Despite concerns voiced by faculty and staff, the Shared Services Steering Committee will hear recommendations for the implementation of a Shared Services pilot program next week.

The Shared Services Plan is a list of recommendations intended to reduce the University’s spending through the elimination of 500 jobs and the centralization of several University services.

Kevin Hegarty, UT’s executive vice president and chief financial officer, said the centralization will focus on services in the areas of finance, information technology, human resources and procurement. Currently, these services are offered through individual units within varying colleges and departments. Hegarty, who is the chair of the steering committee, said the elimination of 500 jobs will be made primarily through natural attrition and retirement.

The committee created the pilot subcommittee after a series of campus-dialogue sessions, in which members of the steering committee sought to receive feedback from the UT community. University spokesman Kevin Almasy said the pilot program would take place in small-scale University departments on a volunteer basis to accommodate for some of the apprehension voiced in dialogue sessions. 

“As campus dialogue progressed, it became clear that there was an understanding for the rationale behind Shared Services, but that there was not a willingness for campus-wide implementation,” Almasy said.
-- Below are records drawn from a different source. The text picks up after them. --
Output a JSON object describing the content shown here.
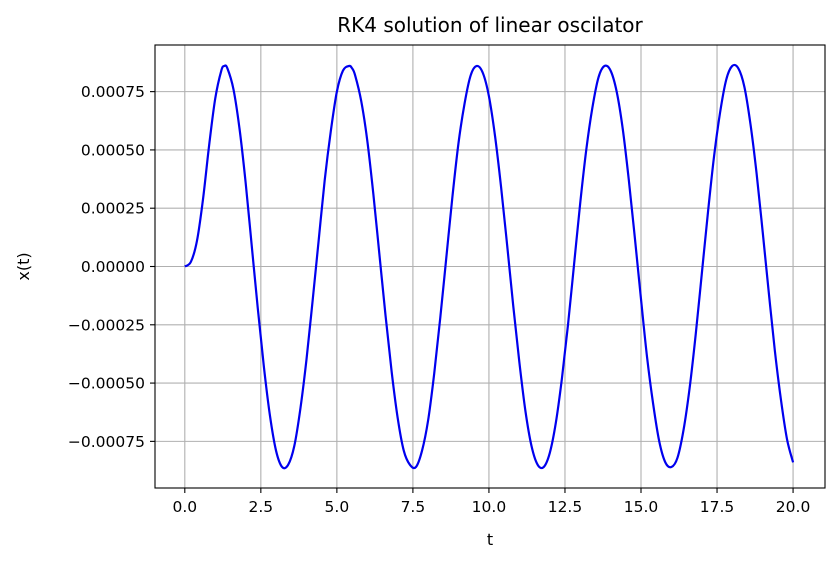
{
  "chart_data": {
    "type": "line",
    "title": "RK4 solution of linear oscilator",
    "xlabel": "t",
    "ylabel": "x(t)",
    "xlim": [
      -0.98,
      21.05
    ],
    "ylim": [
      -0.00095,
      0.00095
    ],
    "grid": true,
    "x_ticks": [
      0.0,
      2.5,
      5.0,
      7.5,
      10.0,
      12.5,
      15.0,
      17.5,
      20.0
    ],
    "x_tick_labels": [
      "0.0",
      "2.5",
      "5.0",
      "7.5",
      "10.0",
      "12.5",
      "15.0",
      "17.5",
      "20.0"
    ],
    "y_ticks": [
      0.00075,
      0.0005,
      0.00025,
      0.0,
      -0.00025,
      -0.0005,
      -0.00075
    ],
    "y_tick_labels": [
      "0.00075",
      "0.00050",
      "0.00025",
      "0.00000",
      "−0.00025",
      "−0.00050",
      "−0.00075"
    ],
    "series": [
      {
        "color": "#0000ee",
        "x": [
          0.0,
          0.2,
          0.4,
          0.6,
          0.8,
          1.0,
          1.2,
          1.3,
          1.4,
          1.6,
          1.8,
          2.0,
          2.2,
          2.4,
          2.6,
          2.8,
          3.0,
          3.2,
          3.4,
          3.6,
          3.8,
          4.0,
          4.2,
          4.4,
          4.6,
          4.8,
          5.0,
          5.2,
          5.4,
          5.5,
          5.6,
          5.8,
          6.0,
          6.2,
          6.4,
          6.6,
          6.8,
          7.0,
          7.2,
          7.4,
          7.6,
          7.8,
          8.0,
          8.2,
          8.4,
          8.6,
          8.8,
          9.0,
          9.2,
          9.4,
          9.6,
          9.8,
          10.0,
          10.2,
          10.4,
          10.6,
          10.8,
          11.0,
          11.2,
          11.4,
          11.6,
          11.8,
          12.0,
          12.2,
          12.4,
          12.6,
          12.8,
          13.0,
          13.2,
          13.4,
          13.6,
          13.8,
          14.0,
          14.2,
          14.4,
          14.6,
          14.8,
          15.0,
          15.2,
          15.4,
          15.6,
          15.8,
          16.0,
          16.2,
          16.4,
          16.6,
          16.8,
          17.0,
          17.2,
          17.4,
          17.6,
          17.8,
          18.0,
          18.2,
          18.4,
          18.6,
          18.8,
          19.0,
          19.2,
          19.4,
          19.6,
          19.8,
          20.0
        ],
        "y": [
          0.0,
          2e-05,
          0.00011,
          0.00029,
          0.00052,
          0.00072,
          0.00084,
          0.00086,
          0.00085,
          0.00076,
          0.00059,
          0.00036,
          9e-05,
          -0.00018,
          -0.00043,
          -0.00064,
          -0.00079,
          -0.00086,
          -0.00085,
          -0.00077,
          -0.00061,
          -0.0004,
          -0.00015,
          0.00011,
          0.00037,
          0.00058,
          0.00075,
          0.00084,
          0.00086,
          0.00085,
          0.00082,
          0.00071,
          0.00054,
          0.00031,
          5e-05,
          -0.00021,
          -0.00045,
          -0.00065,
          -0.00079,
          -0.00085,
          -0.00086,
          -0.00079,
          -0.00066,
          -0.00046,
          -0.00022,
          4e-05,
          0.0003,
          0.00053,
          0.0007,
          0.00082,
          0.00086,
          0.00083,
          0.00073,
          0.00056,
          0.00034,
          9e-05,
          -0.00017,
          -0.00041,
          -0.00062,
          -0.00077,
          -0.00085,
          -0.00086,
          -0.0008,
          -0.00067,
          -0.00048,
          -0.00025,
          1e-05,
          0.00027,
          0.0005,
          0.00068,
          0.00081,
          0.00086,
          0.00084,
          0.00075,
          0.00059,
          0.00037,
          0.00012,
          -0.00014,
          -0.00039,
          -0.00059,
          -0.00075,
          -0.00084,
          -0.00086,
          -0.00082,
          -0.0007,
          -0.00052,
          -0.00029,
          -3e-05,
          0.00023,
          0.00047,
          0.00066,
          0.0008,
          0.00086,
          0.00085,
          0.00077,
          0.00061,
          0.0004,
          0.00015,
          -0.00011,
          -0.00036,
          -0.00057,
          -0.00074,
          -0.00084
        ]
      }
    ]
  }
}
At the last Faculty Council meeting in December, a pair of professors introduced a resolution calling for “the immediate suspension of pilot Shared Services implementation.” The resolution, which was co-authored by Dana Cloud, associate communication studies professor, and associate English professor Snehal Shingavi, supported the suspension of further implementation of the plan until more data is produced about the effects of the Shared Services Plan. The council did not vote on the resolution.

“Shared Services is expensive and risky,” Cloud said in an Opinion column she co-authored for The Daily Texan. “The proposal presents no measures of likely success or failure. We urgently need a transparent discussion of the plan’s risks.” 
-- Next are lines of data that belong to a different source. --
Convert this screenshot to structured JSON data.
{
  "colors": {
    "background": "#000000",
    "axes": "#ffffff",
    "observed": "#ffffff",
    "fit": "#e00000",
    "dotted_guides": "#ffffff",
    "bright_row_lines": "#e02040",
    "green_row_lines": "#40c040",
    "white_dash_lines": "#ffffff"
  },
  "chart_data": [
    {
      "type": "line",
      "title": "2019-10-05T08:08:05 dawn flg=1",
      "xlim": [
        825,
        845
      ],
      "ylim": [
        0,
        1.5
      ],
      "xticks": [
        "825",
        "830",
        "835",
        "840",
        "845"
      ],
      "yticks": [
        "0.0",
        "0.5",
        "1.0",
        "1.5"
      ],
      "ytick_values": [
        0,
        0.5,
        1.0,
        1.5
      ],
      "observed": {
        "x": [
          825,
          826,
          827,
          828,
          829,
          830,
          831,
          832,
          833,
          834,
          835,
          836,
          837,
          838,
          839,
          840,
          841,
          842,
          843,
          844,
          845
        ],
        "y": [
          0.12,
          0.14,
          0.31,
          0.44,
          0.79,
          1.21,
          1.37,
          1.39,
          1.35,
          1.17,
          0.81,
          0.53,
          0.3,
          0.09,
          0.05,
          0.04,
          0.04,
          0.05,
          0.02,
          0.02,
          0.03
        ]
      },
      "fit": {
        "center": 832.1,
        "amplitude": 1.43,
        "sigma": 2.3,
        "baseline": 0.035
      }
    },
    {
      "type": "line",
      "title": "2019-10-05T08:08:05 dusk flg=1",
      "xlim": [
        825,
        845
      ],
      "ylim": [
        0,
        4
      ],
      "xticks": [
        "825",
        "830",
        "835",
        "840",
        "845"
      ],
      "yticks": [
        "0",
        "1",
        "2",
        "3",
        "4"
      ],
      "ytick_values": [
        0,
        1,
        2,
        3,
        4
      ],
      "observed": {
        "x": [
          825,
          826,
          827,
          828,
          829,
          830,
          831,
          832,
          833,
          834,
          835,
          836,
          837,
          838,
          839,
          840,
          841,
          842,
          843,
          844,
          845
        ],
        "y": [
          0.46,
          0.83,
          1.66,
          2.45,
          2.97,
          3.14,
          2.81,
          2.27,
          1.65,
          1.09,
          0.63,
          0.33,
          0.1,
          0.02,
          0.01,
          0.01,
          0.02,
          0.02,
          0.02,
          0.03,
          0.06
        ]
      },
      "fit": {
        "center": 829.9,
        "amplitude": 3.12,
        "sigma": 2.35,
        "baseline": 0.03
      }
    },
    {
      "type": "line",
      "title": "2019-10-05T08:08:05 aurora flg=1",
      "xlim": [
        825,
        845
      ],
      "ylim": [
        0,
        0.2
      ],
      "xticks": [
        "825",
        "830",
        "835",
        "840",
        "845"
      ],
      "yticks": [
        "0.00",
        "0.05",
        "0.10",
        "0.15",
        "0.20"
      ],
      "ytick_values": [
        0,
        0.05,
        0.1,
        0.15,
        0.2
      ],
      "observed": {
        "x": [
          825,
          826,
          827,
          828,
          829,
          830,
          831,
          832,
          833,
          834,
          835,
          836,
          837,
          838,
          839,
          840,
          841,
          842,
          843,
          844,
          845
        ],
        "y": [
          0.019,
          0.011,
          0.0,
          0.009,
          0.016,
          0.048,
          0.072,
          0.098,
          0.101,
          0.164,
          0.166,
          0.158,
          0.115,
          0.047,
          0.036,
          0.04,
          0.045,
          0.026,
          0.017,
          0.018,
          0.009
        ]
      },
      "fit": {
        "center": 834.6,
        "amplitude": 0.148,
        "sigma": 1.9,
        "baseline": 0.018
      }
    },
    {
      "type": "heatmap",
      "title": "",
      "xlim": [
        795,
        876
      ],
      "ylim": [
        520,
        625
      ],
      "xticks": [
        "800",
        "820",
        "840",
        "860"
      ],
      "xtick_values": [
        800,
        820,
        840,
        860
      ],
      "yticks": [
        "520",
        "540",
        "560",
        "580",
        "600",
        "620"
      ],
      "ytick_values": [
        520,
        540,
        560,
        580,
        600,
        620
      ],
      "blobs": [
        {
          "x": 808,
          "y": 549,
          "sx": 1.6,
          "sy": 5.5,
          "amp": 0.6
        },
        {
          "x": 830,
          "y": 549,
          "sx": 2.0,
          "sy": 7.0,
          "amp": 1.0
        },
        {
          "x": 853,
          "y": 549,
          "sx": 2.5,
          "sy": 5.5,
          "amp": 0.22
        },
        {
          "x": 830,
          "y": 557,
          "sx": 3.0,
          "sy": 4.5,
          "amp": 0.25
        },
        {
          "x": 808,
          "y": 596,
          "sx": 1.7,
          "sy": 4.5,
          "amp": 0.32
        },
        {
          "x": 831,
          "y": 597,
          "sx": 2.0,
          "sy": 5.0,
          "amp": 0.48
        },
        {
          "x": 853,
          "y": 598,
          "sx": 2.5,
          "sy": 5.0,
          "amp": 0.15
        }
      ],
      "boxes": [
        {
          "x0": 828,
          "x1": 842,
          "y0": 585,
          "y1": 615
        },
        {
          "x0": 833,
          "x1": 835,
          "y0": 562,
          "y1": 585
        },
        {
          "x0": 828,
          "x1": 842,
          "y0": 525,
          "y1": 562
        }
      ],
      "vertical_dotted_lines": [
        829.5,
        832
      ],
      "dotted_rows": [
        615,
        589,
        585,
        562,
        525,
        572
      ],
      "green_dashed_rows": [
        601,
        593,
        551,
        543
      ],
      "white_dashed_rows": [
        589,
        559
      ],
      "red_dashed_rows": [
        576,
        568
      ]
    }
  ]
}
Associate vice president Mary Knight, a member of the steering committee, said she understands the cautious attitude some individuals on campus have regarding Shared Services.

“There’s still skepticism, and we understand that,” Knight said. “I think it’s healthy for people to be skeptical because they’re going to provide good questions, and we’re going to have to figure out answers to those good questions.”

“I think one thing that some people are not thinking about is the plan that we are on, and that we’ve been on for the last handful of years,” Hegarty said. “We have been, as I’ve told the campus, not filling positions and not laying people off, but that is the future, if we do nothing. We will reach a point where we will have to start laying people off.”

Almasy said the committee intends to submit a final copy of their plan to President William Powers Jr. in February for him to review. 

Editors' note: This news story has been corrected to reflect the fact that Cloud co-authored an Opinion column, not an editorial, in the Texan.